There is still some work ahead before the team can carry out large-scale quantum computations. The nuclear spins of the 10 billion or so phosphorus ions used in this experiment were all placed in the same quantum state. To run calculations, however, physicists will need to place different qubits in different states.
The technology also has potential applications outside of computing.
"Quantum mechanics tells us that is physically impossible to make a true copy of a quantum state – which has led to proposals for fundamentally unforgeable banknotes based on keeping quantum systems in superposition states," says John Morton. "Although quantum money remains a long way off, if these record-breaking coherence times of nuclear spins in silicon could be extended further, they could find use in ultra-secure authentication devices."
Quantum definitions
Superposition
In quantum physics, unlike classical physics, objects exist in all of their possible states simultaneously, but collapse into one of these states the instant they are measured.
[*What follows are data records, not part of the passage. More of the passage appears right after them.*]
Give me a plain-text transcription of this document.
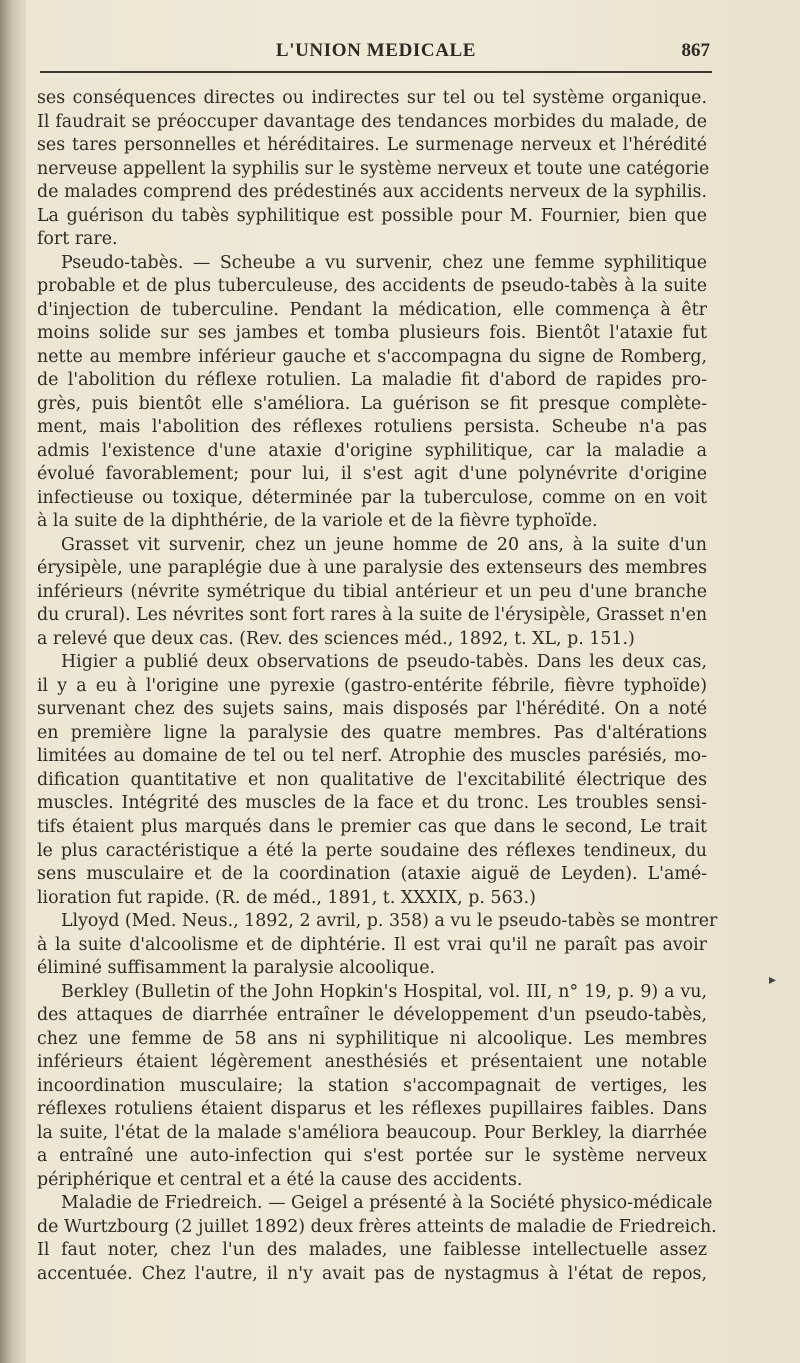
L'UNION MEDICALE	867
ses conséquences directes ou indirectes sur tel ou tel système organique.
Il faudrait se préoccuper davantage des tendances morbides du malade, de
ses tares personnelles et héréditaires. Le surmenage nerveux et l'hérédité
nerveuse appellent la syphilis sur le système nerveux et toute une catégorie
de malades comprend des prédestinés aux accidents nerveux de la syphilis.
La guérison du tabès syphilitique est possible pour M. Fournier, bien que
fort rare.
Pseudo-tabès. — Scheube a vu survenir, chez une femme syphilitique
probable et de plus tuberculeuse, des accidents de pseudo-tabès à la suite
d'injection de tuberculine. Pendant la médication, elle commença à êtr
moins solide sur ses jambes et tomba plusieurs fois. Bientôt l'ataxie fut
nette au membre inférieur gauche et s'accompagna du signe de Romberg,
de l'abolition du réflexe rotulien. La maladie fit d'abord de rapides pro-
grès, puis bientôt elle s'améliora. La guérison se fit presque complète-
ment, mais l'abolition des réflexes rotuliens persista. Scheube n'a pas
admis l'existence d'une ataxie d'origine syphilitique, car la maladie a
évolué favorablement; pour lui, il s'est agit d'une polynévrite d'origine
infectieuse ou toxique, déterminée par la tuberculose, comme on en voit
à la suite de la diphthérie, de la variole et de la fièvre typhoïde.
Grasset vit survenir, chez un jeune homme de 20 ans, à la suite d'un
érysipèle, une paraplégie due à une paralysie des extenseurs des membres
inférieurs (névrite symétrique du tibial antérieur et un peu d'une branche
du crural). Les névrites sont fort rares à la suite de l'érysipèle, Grasset n'en
a relevé que deux cas. (Rev. des sciences méd., 1892, t. XL, p. 151.)
Higier a publié deux observations de pseudo-tabès. Dans les deux cas,
il y a eu à l'origine une pyrexie (gastro-entérite fébrile, fièvre typhoïde)
survenant chez des sujets sains, mais disposés par l'hérédité. On a noté
en première ligne la paralysie des quatre membres. Pas d'altérations
limitées au domaine de tel ou tel nerf. Atrophie des muscles parésiés, mo-
dification quantitative et non qualitative de l'excitabilité électrique des
muscles. Intégrité des muscles de la face et du tronc. Les troubles sensi-
tifs étaient plus marqués dans le premier cas que dans le second, Le trait
le plus caractéristique a été la perte soudaine des réflexes tendineux, du
sens musculaire et de la coordination (ataxie aiguë de Leyden). L'amé-
lioration fut rapide. (R. de méd., 1891, t. XXXIX, p. 563.)
Llyoyd (Med. Neus., 1892, 2 avril, p. 358) a vu le pseudo-tabès se montrer
à la suite d'alcoolisme et de diphtérie. Il est vrai qu'il ne paraît pas avoir
éliminé suffisamment la paralysie alcoolique.
Berkley (Bulletin of the John Hopkin's Hospital, vol. III, n° 19, p. 9) a vu,
des attaques de diarrhée entraîner le développement d'un pseudo-tabès,
chez une femme de 58 ans ni syphilitique ni alcoolique. Les membres
inférieurs étaient légèrement anesthésiés et présentaient une notable
incoordination musculaire; la station s'accompagnait de vertiges, les
réflexes rotuliens étaient disparus et les réflexes pupillaires faibles. Dans
la suite, l'état de la malade s'améliora beaucoup. Pour Berkley, la diarrhée
a entraîné une auto-infection qui s'est portée sur le système nerveux
périphérique et central et a été la cause des accidents.
Maladie de Friedreich. — Geigel a présenté à la Société physico-médicale
de Wurtzbourg (2 juillet 1892) deux frères atteints de maladie de Friedreich.
Il faut noter, chez l'un des malades, une faiblesse intellectuelle assez
accentuée. Chez l'autre, il n'y avait pas de nystagmus à l'état de repos,
▸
This is what lies behind the famous paradox of Schrödinger's Cat. A cat is locked in a box alongside a radioactive source, a detector and a flask of poison. If the radioactive atom decays, the detector triggers a hammer to break the flask and the cat dies. If the atom does not decay, the cat remains alive. Since radioactive decay of a single atom is a probabilistic event, the atom has both decayed and not decayed until the moment it is measured. And therefore, until you check whether or not the cat has been poisoned, it remains both dead and alive at the same time. Quantum phenomena the scale of a cat have never been observed, but on quantum scales, this kind of behaviour is common.
Qubit
In computing, a bit is the smallest unit of information, 0 or 1. In quantum computing, a quantum bit (or qubit) is the equivalent, and is physically encoded in quantum phenomena such as the spin of an atomic nucleus. However, thanks to quantum superposition, a qubit can be in a superposition of both 0 and 1 at the same time.